ビオトープ
希望の池
ぼくたち・わたしたちの挑戦
 はじめは小さな穴だった。掃除の時間に校長先生が穴を掘っていた。「校長先生なにやってるの」「ううん。ここを掘って池を作ろうかと思ってるんだ。」
「冗談でしょ、でも、おもしろそう。」
 というわけで、去年卒業した6年生の子たちが一生懸命穴を掘り始めた。寒い季節だった。毎日毎日子どもたちはせっせと穴掘りをがんばった。継続は力なり。冗談が本気になった。そして、卒業を目の前にして、ついに「希望の池」が完成した。
 石ころだらけで、穴を掘るのは大変だった。掘った土を教材園の東に運んだ。いつしか山ができていた。
 「おお、だいぶ池らしい姿になってきたなあ。」池作りは希望者で働いた。掃除の時間だけではとても卒業に間に合いそうにない。授業後に残って、暗くなるまで穴を掘った。(子どもたちの力はずごいなあ。やる気があれば、とてつもない力が出せるんだ)
 校務の先生が、あちこち走り回って池作りの勉強をしてきた。
池の水が漏れないように粘土をはることになた。
 山から運んだ粘土をみんなでどろんこになって足でこねた。それから掘った池に塗り込んだ。手がかじかむ寒さだったが、みんな夢中でがんばった。

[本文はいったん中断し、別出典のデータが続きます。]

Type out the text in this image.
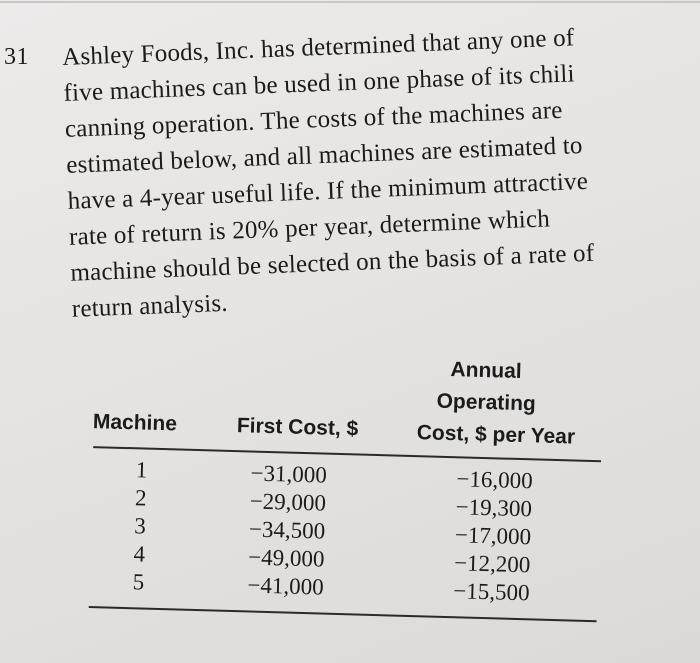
31 Ashley Foods, Inc. has determined that any one of
five machines can be used in one phase of its chili
canning operation. The costs of the machines are
estimated below, and all machines are estimated to
have a 4-year useful life. If the minimum attractive
rate of return is 20% per year, determine which
machine should be selected on the basis of a rate of
return analysis.
Annual
Operating
Machine	First Cost, $	Cost, $ per Year
1
2
3
4
5
−31,000
−29,000
−34,500
−49,000
−41,000
−16,000
−19,300
−17,000
−12,200
−15,500
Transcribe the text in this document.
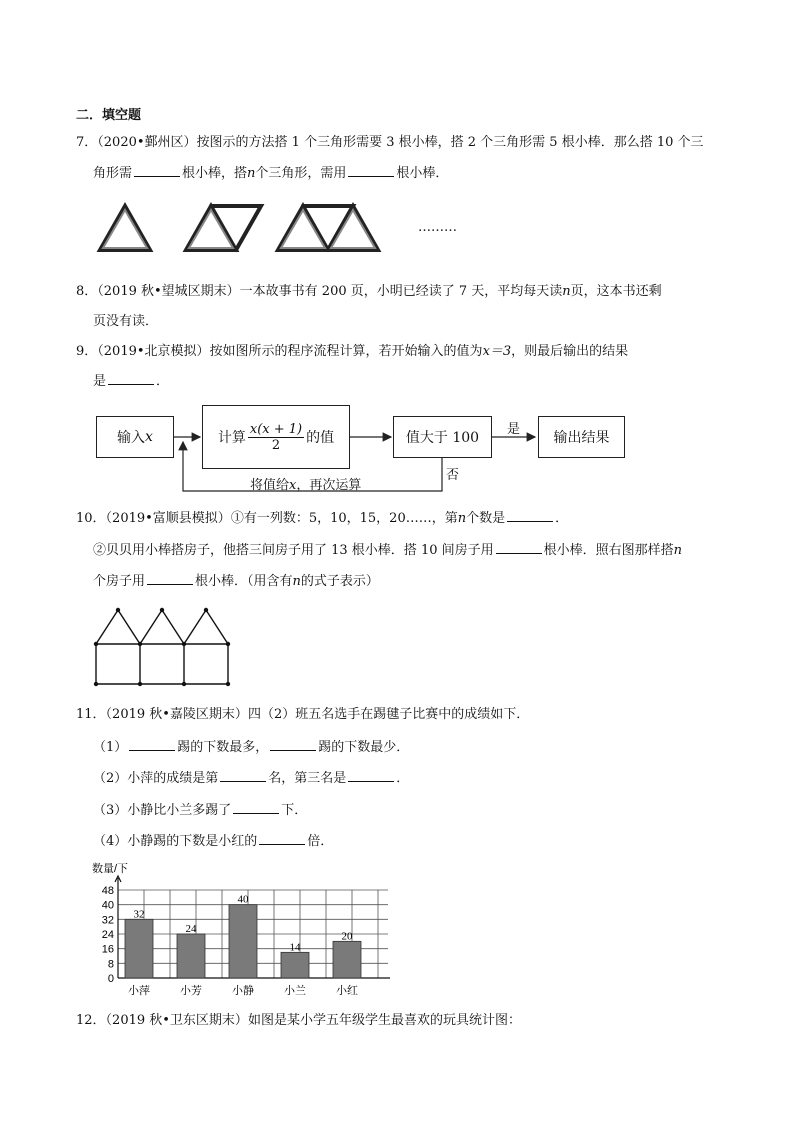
二．填空题
7．（2020•鄞州区）按图示的方法搭 1 个三角形需要 3 根小棒，搭 2 个三角形需 5 根小棒．那么搭 10 个三
角形需	根小棒，搭n个三角形，需用	根小棒．
………
8．（2019 秋•望城区期末）一本故事书有 200 页，小明已经读了 7 天，平均每天读n页，这本书还剩
页没有读．
9．（2019•北京模拟）按如图所示的程序流程计算，若开始输入的值为x＝3，则最后输出的结果
是	．
输入 x	计算 $\frac{x(x + 1)}{2}$ 的值	值大于 100	输出结果
是
否
将值给x，再次运算
10．（2019•富顺县模拟）①有一列数：5，10，15，20……，第n个数是	．
②贝贝用小棒搭房子，他搭三间房子用了 13 根小棒．搭 10 间房子用	根小棒．照右图那样搭n
个房子用	根小棒．（用含有n的式子表示）
11．（2019 秋•嘉陵区期末）四（2）班五名选手在踢毽子比赛中的成绩如下．
（1）	踢的下数最多，	踢的下数最少．
（2）小萍的成绩是第	名，第三名是	．
（3）小静比小兰多踢了	下．
（4）小静踢的下数是小红的	倍．
数量/下
0
8
16
24
32
40
48
32
小萍
24
小芳
40
小静
14
小兰
20
小红
12．（2019 秋•卫东区期末）如图是某小学五年级学生最喜欢的玩具统计图：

 そして、ついに、ぼくたち・わたしたちの手作りの池が完成した。池の名前を全校に募集した。「希望の池」に決定した。
 完成を祝って、式典が開かれた。
「みんなが力を合わせて作った希望の池をこれからも大切にしていきたいと思います。」
 6年生が卒業土産に作ってくれた「希望の池」は、下級生たちに大人気。放課になるとたくさんの子どもたちが池で遊んでいる。中には池に落っこちちゃう子もいるけど、元気いっぱい、文字道理希望に輝いた目をしている。
 今年の夏、池にはカエルやアメンボが住み着いた。緑と太陽の広場が人気の場所となった。